Paul writes in Romans 13:1-4:
“Let every person be subject to the governing authorities. For there is no authority except from God, and those that exist have been instituted by God. Therefore whoever resists the authorities resists what God has appointed, and those who resist will incur judgment. For rulers are not a terror to good conduct, but to bad. Would you have no fear of the one who is in authority? Then do what is good, and you will receive his approval, for he is God’s servant for your good. But if you do wrong, be afraid, for he does not bear the sword in vain. For he is the servant of God, an avenger who carries out God’s wrath on the wrongdoer.” (ESV)
Governmental authority has been given by God to promote order and punish the guilty. There is no list of exceptions; no list of peoples exempt from the cause of justice; and none who take up justice apart from the authority of God. When private citizens take the law into their own hands, they usurp the authority of God.
Those who read themselves into their story as those who execute justice—who should be feared and have the right to command—must recognize that this text does not speak in support of their cause but in its condemnation.
The follower of Christ is not one who takes up the final task of judge nor avenger. Origen writes that Christ, “nowhere teaches that it is right for His own disciples to offer violence to any one, however wicked. For He did not deem it in keeping with such laws as His, which were derived from a divine source, to allow the killing of any individual whatever.”[1]

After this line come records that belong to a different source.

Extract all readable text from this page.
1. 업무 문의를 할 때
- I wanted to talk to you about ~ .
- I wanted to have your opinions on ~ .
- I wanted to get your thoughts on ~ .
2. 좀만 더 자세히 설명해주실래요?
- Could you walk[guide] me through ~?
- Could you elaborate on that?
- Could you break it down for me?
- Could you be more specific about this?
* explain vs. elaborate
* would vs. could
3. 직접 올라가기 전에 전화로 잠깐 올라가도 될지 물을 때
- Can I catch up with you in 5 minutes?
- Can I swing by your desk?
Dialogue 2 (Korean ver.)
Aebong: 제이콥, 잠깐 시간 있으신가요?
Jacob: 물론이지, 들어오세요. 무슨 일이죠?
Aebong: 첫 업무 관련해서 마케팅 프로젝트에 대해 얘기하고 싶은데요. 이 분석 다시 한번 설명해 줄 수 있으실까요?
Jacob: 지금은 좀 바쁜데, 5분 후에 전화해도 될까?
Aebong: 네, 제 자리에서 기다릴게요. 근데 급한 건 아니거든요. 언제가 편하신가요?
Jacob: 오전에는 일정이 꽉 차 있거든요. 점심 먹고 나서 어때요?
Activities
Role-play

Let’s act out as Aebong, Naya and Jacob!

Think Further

There is of course a genuine question of injustice on the part of governing authorities. It is not always private citizens who wrongly swing the sword, and the authority that has been given by God is not without its limits. Those that abuse the authority given to them by God will stand in judgment before him. It is injustice at this level that has led to outcry. Vigilantism at large—be it the lynchings of the Ku Klux Klan or the police patrols of the Black Panthers—come, in part, through a mistrust of the justice system. It is no difficult task to demonstrate these failings along the American “color-line.”[2] Especially as injustice, more often than not, favors those in power. But this too will be righted, either here on earth or more surely before the throne of God.
In that fateful moment, injustice favored two men who stole authority. It favored those who stole Ahmaud Arbery’s very life. In the eternal moment, justice will not be usurped. God’s wrath will be poured out on the wicked. Those that seek justice will be approved by God. And those that find justice, do best to find it in the blood of Christ, and to seek it with him.
This resource is part of the series More than Imago Dei: Theological Explorations on Race. Click here to explore more resources from this series.
Paul Morrison serves as lead pastor at Grantwood Community Church in suburban Cleveland, OH. He is also a co-founder and director of the Ohio Theological Institute. Paul holds a Ph.D. in Christian Ethics from Southwestern Baptist Theological Seminary and is a member of the St. Peter Fellowship of the Center for Pastor Theologians.
Notes:
[1] Origen, “Origen Against Celsus,” trans. Frederick Crombie In , The Ante-Nicene Fathers, Volume IV: Fathers of the Third Century: Tertullian, Part Fourth; Minucius Felix; Commodian; Origen, Parts First and Second, ed. Alexander Roberts, James Donaldson and A. Cleveland Coxe (Buffalo, NY: Christian Literature Company, 1885), 467.
[2] W. E. B. Du Bois, The Souls of Black Folk (New York, NY: Oxford University Press. 2007), 20.